More specific considerations include:

Have we reviewed our existing contracts and spoken to all vendors about our needs and potential pricing changes?

Have we identified vendors that we consider business critical and those that are non-business critical?

In the event of service discontinuity, have we assessed viable options to ensure the continuity of our operations?

5. Given this massive disruption to our operations, where else might my organization be vulnerable?

As IT leaders turn their attention to ensuring the continuity of mission-critical operations, it’s imperative that they keep their foot on the accelerator of cybersecurity vigilance. Scammers are doing all that they can to take advantage of the fear and uncertainty surrounding the coronavirus. The Federal Trade Commission has warned consumers against websites selling fake products, and fraudulent emails, texts, and social media posts designed to steal money and personal information.

In a world where higher education institutions are already frequent targets for cyber-attacks, the current environment is likely to entice hackers further.

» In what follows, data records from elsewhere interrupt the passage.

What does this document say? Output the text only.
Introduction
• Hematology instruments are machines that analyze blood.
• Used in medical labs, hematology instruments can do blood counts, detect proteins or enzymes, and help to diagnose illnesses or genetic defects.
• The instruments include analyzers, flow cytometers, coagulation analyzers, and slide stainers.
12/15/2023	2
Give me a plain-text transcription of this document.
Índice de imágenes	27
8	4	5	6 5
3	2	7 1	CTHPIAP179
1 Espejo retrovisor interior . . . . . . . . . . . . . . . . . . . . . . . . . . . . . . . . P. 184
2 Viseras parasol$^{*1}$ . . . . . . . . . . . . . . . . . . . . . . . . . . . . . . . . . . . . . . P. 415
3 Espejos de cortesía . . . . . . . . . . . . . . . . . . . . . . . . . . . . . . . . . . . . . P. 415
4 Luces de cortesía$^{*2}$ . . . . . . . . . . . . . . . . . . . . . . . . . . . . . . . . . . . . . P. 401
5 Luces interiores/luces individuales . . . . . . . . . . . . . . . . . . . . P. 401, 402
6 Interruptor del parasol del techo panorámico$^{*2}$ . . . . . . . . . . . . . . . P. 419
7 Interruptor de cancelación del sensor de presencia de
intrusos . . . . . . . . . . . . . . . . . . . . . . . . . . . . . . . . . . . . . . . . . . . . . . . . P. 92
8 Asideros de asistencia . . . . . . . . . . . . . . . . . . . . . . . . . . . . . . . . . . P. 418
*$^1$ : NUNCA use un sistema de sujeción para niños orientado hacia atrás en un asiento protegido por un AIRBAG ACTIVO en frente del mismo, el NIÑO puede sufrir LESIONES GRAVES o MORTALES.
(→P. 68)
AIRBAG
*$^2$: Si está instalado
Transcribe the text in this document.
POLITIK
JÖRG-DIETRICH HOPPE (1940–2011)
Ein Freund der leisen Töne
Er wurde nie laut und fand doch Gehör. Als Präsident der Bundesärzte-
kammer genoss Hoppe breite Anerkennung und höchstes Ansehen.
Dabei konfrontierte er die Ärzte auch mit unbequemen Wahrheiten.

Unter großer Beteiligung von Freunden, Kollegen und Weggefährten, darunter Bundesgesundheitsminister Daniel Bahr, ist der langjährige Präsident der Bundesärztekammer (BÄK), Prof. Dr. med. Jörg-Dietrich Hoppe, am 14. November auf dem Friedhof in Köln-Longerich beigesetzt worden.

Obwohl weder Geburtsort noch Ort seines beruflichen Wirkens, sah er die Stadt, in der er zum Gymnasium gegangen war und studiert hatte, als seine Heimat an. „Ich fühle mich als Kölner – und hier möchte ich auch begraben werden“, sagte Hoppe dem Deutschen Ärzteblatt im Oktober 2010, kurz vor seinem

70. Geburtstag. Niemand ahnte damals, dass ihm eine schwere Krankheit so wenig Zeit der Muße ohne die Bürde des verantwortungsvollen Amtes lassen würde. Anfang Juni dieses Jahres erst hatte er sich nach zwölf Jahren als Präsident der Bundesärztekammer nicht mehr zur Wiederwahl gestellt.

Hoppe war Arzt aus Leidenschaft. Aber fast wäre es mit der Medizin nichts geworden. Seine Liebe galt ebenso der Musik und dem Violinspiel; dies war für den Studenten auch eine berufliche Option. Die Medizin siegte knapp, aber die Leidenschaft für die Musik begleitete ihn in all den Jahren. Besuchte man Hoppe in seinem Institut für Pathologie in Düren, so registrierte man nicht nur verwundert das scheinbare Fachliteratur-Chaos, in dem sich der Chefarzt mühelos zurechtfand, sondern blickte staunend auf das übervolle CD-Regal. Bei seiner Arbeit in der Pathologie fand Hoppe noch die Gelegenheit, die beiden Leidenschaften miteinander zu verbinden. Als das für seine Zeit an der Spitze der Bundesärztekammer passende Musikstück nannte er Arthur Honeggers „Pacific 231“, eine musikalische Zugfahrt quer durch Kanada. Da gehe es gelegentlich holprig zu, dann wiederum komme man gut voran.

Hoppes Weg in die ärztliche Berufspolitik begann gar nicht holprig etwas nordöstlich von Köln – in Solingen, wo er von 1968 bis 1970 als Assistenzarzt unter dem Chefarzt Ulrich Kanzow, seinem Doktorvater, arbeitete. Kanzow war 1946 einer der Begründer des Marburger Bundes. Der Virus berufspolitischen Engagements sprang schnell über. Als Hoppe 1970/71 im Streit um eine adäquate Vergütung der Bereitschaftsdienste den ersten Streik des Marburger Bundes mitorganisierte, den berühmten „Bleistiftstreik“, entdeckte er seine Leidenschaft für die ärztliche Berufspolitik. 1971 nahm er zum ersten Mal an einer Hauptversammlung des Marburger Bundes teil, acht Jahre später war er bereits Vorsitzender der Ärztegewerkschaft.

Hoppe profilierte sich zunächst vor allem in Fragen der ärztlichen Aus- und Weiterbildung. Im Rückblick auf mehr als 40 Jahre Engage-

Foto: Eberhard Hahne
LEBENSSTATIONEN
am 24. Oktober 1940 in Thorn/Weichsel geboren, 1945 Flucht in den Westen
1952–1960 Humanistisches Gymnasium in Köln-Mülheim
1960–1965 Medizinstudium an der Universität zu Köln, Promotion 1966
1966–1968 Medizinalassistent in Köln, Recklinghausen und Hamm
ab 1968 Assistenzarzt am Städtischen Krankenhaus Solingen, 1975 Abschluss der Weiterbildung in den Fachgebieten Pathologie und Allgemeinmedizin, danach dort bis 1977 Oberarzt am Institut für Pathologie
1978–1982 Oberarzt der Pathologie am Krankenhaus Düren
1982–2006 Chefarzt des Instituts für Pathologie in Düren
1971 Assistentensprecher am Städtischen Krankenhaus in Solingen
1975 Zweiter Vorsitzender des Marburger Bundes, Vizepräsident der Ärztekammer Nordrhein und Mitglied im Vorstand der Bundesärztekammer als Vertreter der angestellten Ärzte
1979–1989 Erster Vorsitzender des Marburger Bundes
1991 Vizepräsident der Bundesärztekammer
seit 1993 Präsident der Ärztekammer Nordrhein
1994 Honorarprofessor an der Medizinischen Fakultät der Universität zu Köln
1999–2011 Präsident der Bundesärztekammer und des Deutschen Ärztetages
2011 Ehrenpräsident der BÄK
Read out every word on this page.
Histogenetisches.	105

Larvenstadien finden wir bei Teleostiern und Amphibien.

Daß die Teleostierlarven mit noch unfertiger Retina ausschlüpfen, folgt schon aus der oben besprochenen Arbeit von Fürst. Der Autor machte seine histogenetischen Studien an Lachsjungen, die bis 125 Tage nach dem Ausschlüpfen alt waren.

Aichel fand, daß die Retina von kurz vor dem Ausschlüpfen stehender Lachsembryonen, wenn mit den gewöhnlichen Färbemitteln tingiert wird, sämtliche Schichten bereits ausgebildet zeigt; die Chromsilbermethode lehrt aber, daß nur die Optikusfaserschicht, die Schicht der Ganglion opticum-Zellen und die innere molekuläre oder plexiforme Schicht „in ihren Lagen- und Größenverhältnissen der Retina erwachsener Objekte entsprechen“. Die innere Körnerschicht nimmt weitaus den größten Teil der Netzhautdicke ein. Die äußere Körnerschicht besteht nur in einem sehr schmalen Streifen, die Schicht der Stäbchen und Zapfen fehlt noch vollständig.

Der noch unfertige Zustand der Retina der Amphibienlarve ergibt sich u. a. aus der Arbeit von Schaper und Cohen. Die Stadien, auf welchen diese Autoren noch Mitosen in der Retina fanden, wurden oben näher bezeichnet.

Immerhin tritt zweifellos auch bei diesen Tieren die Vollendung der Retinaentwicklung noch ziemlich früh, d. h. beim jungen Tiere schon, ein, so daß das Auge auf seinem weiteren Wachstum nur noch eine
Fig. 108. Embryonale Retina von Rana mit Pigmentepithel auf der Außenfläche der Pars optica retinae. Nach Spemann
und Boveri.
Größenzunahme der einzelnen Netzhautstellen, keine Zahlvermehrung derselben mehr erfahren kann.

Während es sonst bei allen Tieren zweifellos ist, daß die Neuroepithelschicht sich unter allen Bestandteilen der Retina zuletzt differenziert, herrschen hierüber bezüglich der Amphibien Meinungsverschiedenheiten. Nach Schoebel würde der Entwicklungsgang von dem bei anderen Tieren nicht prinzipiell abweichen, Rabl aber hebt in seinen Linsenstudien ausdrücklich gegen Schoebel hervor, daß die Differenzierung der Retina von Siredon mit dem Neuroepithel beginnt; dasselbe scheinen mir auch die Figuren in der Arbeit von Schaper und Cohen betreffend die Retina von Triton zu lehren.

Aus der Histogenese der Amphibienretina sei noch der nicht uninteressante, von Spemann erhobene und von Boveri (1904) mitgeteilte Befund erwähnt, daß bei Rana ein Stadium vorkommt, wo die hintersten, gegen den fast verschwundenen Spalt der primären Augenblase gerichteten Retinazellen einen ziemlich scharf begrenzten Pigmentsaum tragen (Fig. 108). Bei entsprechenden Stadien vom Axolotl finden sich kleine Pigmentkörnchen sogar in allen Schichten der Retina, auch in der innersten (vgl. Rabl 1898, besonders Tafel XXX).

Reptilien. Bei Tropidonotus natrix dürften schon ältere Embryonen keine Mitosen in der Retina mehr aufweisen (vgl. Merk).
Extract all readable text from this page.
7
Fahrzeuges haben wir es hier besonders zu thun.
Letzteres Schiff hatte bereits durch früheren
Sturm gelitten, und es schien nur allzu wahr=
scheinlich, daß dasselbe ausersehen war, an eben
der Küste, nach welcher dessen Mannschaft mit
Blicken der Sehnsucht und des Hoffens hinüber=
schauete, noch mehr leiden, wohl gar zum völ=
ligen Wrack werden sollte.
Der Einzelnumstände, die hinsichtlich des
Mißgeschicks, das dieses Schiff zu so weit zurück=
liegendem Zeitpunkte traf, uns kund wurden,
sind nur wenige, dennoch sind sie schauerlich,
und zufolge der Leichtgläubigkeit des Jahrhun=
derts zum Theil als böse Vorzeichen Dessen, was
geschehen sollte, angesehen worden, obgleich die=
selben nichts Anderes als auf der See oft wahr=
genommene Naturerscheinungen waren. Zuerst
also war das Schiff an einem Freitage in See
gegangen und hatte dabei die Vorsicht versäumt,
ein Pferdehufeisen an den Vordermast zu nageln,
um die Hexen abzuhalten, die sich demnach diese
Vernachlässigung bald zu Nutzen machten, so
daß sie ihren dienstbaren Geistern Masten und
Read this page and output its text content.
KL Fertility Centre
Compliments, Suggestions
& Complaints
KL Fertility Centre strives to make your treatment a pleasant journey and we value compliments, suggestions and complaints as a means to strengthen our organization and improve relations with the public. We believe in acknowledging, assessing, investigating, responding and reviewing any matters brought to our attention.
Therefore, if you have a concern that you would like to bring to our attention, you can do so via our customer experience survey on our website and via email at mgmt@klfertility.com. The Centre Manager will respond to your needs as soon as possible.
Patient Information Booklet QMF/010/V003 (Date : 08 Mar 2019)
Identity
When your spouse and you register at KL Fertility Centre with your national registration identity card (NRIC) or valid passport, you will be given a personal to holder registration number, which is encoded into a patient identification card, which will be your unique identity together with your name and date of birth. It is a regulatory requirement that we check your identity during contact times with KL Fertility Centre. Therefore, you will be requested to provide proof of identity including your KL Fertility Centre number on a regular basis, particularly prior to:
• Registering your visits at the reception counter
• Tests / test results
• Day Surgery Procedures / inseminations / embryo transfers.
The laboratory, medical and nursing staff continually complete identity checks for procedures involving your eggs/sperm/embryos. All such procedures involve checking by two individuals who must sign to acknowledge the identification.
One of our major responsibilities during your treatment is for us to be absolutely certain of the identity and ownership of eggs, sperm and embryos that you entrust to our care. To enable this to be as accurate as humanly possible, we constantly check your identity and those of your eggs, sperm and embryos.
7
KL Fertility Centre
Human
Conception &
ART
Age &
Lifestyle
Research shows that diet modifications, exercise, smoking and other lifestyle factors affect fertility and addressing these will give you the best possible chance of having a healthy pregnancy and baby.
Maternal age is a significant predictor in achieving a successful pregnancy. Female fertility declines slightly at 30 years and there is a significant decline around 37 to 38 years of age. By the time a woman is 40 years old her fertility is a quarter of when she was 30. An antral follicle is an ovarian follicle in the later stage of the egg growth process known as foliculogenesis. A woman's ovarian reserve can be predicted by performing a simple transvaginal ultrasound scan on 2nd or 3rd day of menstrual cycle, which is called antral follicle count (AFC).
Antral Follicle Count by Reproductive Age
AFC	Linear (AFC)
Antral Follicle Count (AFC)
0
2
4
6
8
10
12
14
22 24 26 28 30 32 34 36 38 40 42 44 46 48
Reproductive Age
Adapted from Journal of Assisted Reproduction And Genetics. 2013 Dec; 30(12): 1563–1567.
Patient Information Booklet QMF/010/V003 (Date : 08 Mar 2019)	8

IT leaders must ask: are we still doing all that we can to protect our systems?

More specific considerations include:

Are your staff using the proper VPN and RDP systems when accessing department systems?





Can you move forward 2020 cybersecurity training and/or configure it for a remote environment?





Have you trained your staff on physical cybersecurity concerns that increase when working remotely (e.g., importance of a privacy screen, limited public WiFi use, and securing physical computing assets)?